Mendongkrak Optimisme Persela Lamongan

Permainan yang ditunjukkan para pemainnya membuat sang pelatih lebih optimis dengan kualitas tim yang ada. Mereka yakin bisa bersaing di ajang Liga 1 musim 2021 ini.

Insyaallah menambah keyakinan kami tim pelatih bahwa sebenarnya anak-anak muda ini juga bisa,” Iwan menambahkan.

“Jadi itu nilai positif dari pertandingan hari ini, ini yang kami dapat hikmah dari pertandingan hari ini,” ucap pelatih yang juga pernah melatih Persija Jakarta tersebut.

Tempo Permainan Perlu Diperbaiki

Menurut sang pelatih, hal yang saat ini perlu diperbaiki oleh Persela Lamongan adalah mengatur tempo permainan.
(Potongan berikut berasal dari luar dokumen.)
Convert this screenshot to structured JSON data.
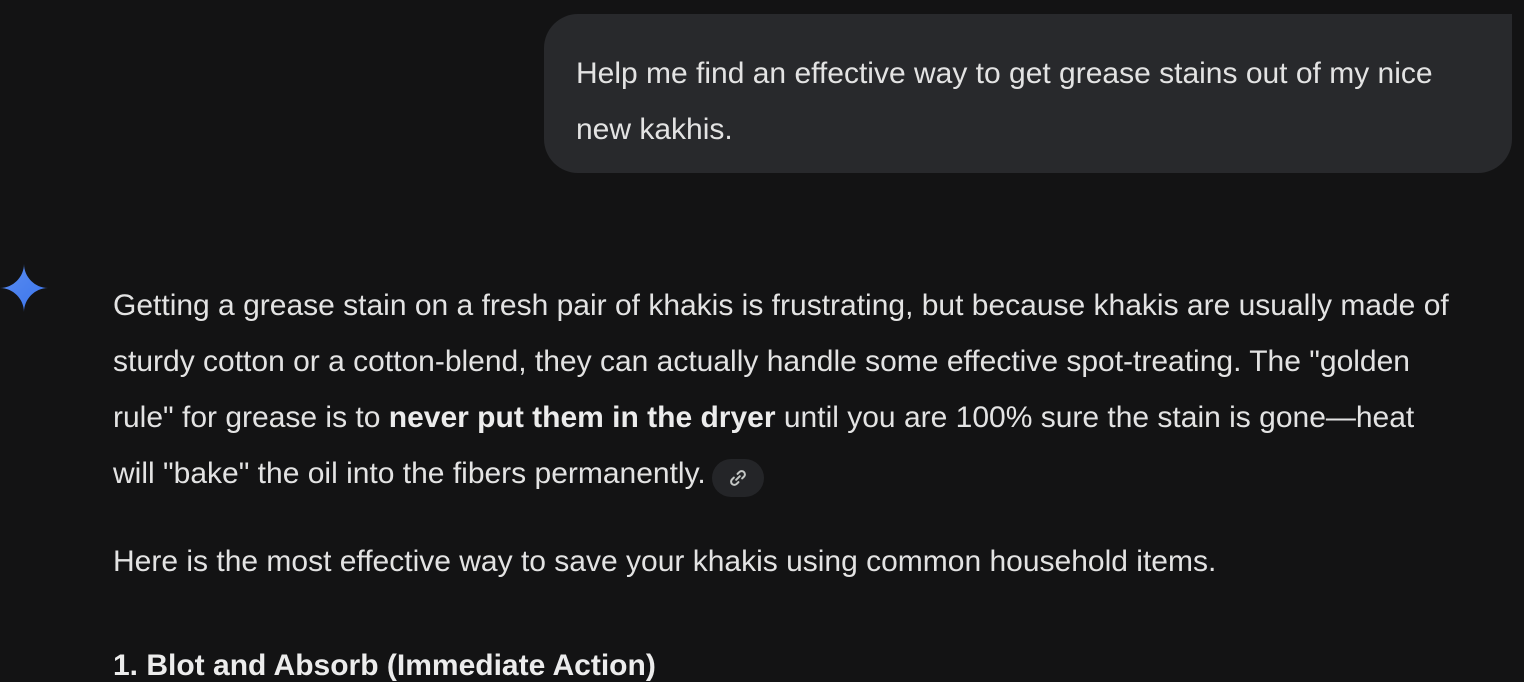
{
  "user_prompt": {
    "text": "Help me find an effective way to get grease stains out of my nice new kakhis."
  },
  "assistant": {
    "icon": "gemini-sparkle-icon",
    "accent_color": "#4f8ff7",
    "paragraph1": {
      "before_bold": "Getting a grease stain on a fresh pair of khakis is frustrating, but because khakis are usually made of sturdy cotton or a cotton-blend, they can actually handle some effective spot-treating. The \"golden rule\" for grease is to ",
      "bold": "never put them in the dryer",
      "after_bold": " until you are 100% sure the stain is gone—heat will \"bake\" the oil into the fibers permanently."
    },
    "source_chip_icon": "link-icon",
    "paragraph2": "Here is the most effective way to save your khakis using common household items.",
    "heading1": "1. Blot and Absorb (Immediate Action)"
  }
}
Dia melihat jika anak asuhnya masih terlalu terburu-buru saat memegang bola sehingga sering kehilangan bola.

“Pada saat kami memenangkan bola, orang jawa bilang kesusu, padahal mestinya ada momen di mana lawan sudah organize bagus, kami harus lebih sabar untuk memainkan possession,” ungkap Iwan.

“Tetapi pemain-pemain kami begitu dapat iramanya masih maksain mau cepat-cepat ke depan, akhirnya kami hilang,” tutupnya.